Title:Maximum Bipartite Matching Size And Application to Cuckoo Hashing

Abstract:Cuckoo hashing with a stash is a robust high-performance hashing scheme that can be used in many real-life applications. It complements cuckoo hashing by adding a small stash storing the elements that cannot fit into the main hash table due to collisions. However, the exact required size of the stash and the tradeoff between its size and the memory over-provisioning of the hash table are still unknown.
We settle this question by investigating the equivalent maximum matching size of a random bipartite graph, with a constant left-side vertex degree $d=2$. Specifically, we provide an exact expression for the expected maximum matching size and show that its actual size is close to its mean, with high probability. This result relies on decomposing the bipartite graph into connected components, and then separately evaluating the distribution of the matching size in each of these components. In particular, we provide an exact expression for any finite bipartite graph size and also deduce asymptotic results as the number of vertices goes to infinity.

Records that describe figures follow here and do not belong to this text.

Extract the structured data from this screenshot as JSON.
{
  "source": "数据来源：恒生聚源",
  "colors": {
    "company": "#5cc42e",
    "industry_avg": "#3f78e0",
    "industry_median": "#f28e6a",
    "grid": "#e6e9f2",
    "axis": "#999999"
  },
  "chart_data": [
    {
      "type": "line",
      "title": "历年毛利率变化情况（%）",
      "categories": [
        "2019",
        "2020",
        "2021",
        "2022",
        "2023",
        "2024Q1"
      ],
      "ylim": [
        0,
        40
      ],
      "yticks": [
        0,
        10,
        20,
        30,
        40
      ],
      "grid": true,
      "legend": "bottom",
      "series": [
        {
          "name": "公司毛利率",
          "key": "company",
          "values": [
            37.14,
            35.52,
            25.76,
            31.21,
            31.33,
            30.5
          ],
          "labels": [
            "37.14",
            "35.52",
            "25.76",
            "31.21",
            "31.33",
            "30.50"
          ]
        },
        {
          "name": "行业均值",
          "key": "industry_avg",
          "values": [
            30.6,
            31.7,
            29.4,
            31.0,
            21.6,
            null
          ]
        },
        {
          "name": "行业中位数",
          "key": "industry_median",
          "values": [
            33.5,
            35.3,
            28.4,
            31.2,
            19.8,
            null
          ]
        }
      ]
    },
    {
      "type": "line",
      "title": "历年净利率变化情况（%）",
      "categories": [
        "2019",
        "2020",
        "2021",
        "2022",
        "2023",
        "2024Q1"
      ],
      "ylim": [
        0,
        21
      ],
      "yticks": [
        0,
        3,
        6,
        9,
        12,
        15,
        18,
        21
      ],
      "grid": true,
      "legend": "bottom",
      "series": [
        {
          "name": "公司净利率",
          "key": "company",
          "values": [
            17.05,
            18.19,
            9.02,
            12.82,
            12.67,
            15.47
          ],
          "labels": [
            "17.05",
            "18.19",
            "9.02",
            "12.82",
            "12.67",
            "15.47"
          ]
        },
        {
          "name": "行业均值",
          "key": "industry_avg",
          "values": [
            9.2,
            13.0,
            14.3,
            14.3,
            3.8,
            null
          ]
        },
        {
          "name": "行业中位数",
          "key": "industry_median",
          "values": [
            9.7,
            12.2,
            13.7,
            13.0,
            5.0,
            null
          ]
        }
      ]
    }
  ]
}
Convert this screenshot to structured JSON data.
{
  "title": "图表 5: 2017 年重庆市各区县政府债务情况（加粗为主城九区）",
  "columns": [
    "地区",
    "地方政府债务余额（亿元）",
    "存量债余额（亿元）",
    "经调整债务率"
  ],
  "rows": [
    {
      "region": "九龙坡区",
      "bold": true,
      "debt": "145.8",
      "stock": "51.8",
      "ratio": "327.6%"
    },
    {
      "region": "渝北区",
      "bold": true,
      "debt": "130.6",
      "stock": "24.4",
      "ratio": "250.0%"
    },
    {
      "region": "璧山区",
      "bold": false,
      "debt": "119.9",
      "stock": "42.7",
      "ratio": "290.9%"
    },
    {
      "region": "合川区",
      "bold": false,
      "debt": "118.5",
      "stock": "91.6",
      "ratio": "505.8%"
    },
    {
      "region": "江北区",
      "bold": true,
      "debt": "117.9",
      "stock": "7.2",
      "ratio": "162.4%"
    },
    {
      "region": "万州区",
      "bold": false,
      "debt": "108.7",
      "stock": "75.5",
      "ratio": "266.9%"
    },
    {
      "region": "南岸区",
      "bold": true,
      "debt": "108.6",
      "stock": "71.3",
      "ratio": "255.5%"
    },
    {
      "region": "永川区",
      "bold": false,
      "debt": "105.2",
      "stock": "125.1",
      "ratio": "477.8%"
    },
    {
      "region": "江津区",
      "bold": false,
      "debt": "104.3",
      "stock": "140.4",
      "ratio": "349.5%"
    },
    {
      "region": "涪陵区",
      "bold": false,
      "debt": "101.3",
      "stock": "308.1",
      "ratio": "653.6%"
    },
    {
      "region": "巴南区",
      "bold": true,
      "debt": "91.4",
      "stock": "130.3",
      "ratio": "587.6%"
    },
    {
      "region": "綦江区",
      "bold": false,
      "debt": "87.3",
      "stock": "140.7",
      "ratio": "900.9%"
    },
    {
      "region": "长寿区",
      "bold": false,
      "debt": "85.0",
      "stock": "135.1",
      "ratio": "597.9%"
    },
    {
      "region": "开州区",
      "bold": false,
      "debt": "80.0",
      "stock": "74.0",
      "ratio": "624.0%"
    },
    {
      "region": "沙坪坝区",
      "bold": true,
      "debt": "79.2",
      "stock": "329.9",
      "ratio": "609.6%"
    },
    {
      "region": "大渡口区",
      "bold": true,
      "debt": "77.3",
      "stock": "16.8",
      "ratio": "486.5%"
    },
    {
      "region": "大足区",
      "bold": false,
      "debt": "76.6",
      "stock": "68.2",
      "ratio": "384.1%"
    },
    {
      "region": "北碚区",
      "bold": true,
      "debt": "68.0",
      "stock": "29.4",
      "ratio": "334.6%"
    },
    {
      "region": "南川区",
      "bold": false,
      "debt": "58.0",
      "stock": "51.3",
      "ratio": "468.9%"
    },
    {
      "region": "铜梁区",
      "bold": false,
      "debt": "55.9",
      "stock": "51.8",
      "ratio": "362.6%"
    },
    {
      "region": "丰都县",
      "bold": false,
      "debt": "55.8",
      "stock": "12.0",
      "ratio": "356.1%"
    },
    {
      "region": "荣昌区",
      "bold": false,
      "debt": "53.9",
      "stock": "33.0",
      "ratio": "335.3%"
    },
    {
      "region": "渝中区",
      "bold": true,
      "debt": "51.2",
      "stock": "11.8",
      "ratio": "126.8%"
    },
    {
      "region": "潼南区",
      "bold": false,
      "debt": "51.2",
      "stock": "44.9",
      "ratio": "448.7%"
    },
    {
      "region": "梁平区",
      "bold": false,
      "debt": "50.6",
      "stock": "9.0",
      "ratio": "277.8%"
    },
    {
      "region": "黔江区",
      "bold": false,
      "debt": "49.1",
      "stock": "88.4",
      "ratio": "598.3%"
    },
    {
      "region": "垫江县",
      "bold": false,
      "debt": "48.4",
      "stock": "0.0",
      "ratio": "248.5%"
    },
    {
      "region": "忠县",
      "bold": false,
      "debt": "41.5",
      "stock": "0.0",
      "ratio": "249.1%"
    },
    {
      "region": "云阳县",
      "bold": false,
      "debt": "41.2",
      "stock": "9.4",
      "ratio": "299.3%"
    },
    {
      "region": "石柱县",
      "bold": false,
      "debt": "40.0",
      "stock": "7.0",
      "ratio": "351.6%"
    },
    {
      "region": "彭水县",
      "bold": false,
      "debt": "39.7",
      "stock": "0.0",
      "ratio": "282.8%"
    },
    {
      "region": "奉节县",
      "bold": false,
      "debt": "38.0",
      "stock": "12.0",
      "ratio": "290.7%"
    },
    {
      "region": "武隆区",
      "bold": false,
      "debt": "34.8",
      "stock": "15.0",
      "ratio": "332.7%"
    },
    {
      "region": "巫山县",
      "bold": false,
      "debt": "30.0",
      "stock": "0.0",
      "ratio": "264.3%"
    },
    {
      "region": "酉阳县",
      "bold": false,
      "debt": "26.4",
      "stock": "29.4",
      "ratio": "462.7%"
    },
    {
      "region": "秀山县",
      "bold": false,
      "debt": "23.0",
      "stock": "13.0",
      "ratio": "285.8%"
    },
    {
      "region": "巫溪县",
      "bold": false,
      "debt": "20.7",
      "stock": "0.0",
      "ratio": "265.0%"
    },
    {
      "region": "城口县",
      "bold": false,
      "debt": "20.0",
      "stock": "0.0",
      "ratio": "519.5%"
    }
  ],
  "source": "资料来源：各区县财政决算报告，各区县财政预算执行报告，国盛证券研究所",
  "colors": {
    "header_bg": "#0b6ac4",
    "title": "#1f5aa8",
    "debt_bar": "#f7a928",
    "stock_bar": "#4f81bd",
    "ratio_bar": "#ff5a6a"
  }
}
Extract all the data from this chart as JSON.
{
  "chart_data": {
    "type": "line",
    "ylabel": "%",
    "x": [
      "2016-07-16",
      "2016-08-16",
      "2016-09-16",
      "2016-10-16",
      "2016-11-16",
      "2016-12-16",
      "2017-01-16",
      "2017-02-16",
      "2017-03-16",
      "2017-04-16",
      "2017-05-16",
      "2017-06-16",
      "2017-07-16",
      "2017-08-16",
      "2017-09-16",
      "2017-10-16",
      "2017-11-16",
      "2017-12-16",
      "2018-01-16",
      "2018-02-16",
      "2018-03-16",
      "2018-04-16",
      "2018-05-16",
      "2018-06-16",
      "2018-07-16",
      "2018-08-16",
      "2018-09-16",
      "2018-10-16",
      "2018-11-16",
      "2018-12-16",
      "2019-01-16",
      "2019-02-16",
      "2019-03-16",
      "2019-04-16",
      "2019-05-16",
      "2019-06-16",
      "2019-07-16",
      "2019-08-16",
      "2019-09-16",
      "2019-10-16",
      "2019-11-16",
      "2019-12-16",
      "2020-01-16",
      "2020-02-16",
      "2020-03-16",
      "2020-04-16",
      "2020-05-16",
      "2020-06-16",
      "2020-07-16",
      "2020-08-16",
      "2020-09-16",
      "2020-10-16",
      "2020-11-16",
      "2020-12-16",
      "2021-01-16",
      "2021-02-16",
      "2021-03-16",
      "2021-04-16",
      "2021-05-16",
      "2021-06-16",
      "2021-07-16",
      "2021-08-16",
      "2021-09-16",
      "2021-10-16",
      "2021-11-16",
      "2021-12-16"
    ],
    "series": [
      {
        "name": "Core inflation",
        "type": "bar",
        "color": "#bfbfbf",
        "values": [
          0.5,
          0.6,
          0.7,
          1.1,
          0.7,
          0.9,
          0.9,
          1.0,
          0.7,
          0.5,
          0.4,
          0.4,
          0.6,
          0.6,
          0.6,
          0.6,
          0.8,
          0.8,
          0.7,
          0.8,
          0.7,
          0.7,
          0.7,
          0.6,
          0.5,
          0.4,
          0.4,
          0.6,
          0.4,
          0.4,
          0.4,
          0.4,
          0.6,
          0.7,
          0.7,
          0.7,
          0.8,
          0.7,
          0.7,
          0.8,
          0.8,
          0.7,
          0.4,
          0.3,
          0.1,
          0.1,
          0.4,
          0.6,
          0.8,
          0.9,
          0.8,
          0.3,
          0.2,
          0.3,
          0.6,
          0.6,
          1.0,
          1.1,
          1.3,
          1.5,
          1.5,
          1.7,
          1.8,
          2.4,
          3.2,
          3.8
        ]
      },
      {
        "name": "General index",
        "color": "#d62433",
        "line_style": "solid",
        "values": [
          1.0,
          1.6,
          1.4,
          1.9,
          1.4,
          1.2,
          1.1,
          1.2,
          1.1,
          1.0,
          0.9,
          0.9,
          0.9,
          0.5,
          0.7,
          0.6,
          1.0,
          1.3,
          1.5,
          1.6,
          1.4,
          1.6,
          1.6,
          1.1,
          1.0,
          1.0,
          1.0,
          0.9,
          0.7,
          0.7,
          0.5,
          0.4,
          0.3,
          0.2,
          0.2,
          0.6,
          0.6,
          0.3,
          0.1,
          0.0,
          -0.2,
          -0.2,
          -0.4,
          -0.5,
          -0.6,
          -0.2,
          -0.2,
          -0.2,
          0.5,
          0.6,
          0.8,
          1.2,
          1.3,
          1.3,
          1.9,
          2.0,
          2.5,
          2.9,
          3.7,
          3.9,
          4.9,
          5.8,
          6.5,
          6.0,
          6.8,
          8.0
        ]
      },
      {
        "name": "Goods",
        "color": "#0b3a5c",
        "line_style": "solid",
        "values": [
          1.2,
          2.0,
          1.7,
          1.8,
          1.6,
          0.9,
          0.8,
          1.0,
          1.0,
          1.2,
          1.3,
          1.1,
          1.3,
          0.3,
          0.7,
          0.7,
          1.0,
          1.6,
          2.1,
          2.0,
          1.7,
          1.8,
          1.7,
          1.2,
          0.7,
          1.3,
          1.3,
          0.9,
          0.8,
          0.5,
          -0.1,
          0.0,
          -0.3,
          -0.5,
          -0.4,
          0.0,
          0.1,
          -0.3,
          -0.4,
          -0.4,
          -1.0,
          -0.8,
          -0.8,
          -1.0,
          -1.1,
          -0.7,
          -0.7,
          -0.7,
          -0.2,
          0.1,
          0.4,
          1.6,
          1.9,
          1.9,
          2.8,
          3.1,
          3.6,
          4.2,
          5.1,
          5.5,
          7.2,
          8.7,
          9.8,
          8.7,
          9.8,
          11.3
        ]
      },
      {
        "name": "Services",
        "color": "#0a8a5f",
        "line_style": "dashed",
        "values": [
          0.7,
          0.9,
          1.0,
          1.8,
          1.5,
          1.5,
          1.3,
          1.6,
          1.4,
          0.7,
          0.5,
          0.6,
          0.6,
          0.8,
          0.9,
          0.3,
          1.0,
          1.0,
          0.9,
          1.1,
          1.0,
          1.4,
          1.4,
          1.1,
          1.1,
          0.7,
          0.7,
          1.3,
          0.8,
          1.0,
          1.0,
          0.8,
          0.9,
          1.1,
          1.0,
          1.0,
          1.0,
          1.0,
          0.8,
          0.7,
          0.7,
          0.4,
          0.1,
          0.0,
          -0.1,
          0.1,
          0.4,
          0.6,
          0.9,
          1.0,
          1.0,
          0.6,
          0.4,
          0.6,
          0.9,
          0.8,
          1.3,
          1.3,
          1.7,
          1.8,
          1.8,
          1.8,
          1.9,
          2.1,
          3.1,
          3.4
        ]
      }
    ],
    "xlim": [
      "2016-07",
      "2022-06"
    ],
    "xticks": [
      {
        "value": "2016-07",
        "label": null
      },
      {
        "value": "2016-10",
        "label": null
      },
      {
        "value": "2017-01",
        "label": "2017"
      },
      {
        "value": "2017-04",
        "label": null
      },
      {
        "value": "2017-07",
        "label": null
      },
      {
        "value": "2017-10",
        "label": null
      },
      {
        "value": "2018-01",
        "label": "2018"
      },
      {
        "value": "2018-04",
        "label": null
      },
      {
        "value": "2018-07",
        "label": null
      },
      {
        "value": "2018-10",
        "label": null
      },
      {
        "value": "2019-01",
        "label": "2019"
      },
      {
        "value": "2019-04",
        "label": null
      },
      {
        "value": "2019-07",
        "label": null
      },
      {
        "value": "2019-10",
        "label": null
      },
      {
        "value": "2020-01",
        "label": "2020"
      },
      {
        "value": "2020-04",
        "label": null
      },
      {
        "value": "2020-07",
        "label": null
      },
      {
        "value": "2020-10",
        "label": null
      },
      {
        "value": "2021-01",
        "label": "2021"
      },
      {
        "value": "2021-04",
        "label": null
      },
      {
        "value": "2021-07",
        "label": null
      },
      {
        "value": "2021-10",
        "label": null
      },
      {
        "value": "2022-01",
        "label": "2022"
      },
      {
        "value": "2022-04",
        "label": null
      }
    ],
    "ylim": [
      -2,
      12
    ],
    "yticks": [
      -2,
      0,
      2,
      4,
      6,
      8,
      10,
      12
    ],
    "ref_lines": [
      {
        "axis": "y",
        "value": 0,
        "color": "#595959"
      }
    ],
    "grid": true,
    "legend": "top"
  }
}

We also extend our analysis to cases where only part of the left-side vertices have a degree of 2; as well as to the case where the set of right-size vertices is partitioned into two subsets, and each left-side vertex has exactly one edge to each of these subsets. Finally, in the case where the constant left-side degree satisfies $d \geq 3$, we show how our method can be used to bound from above the expected maximum size matching.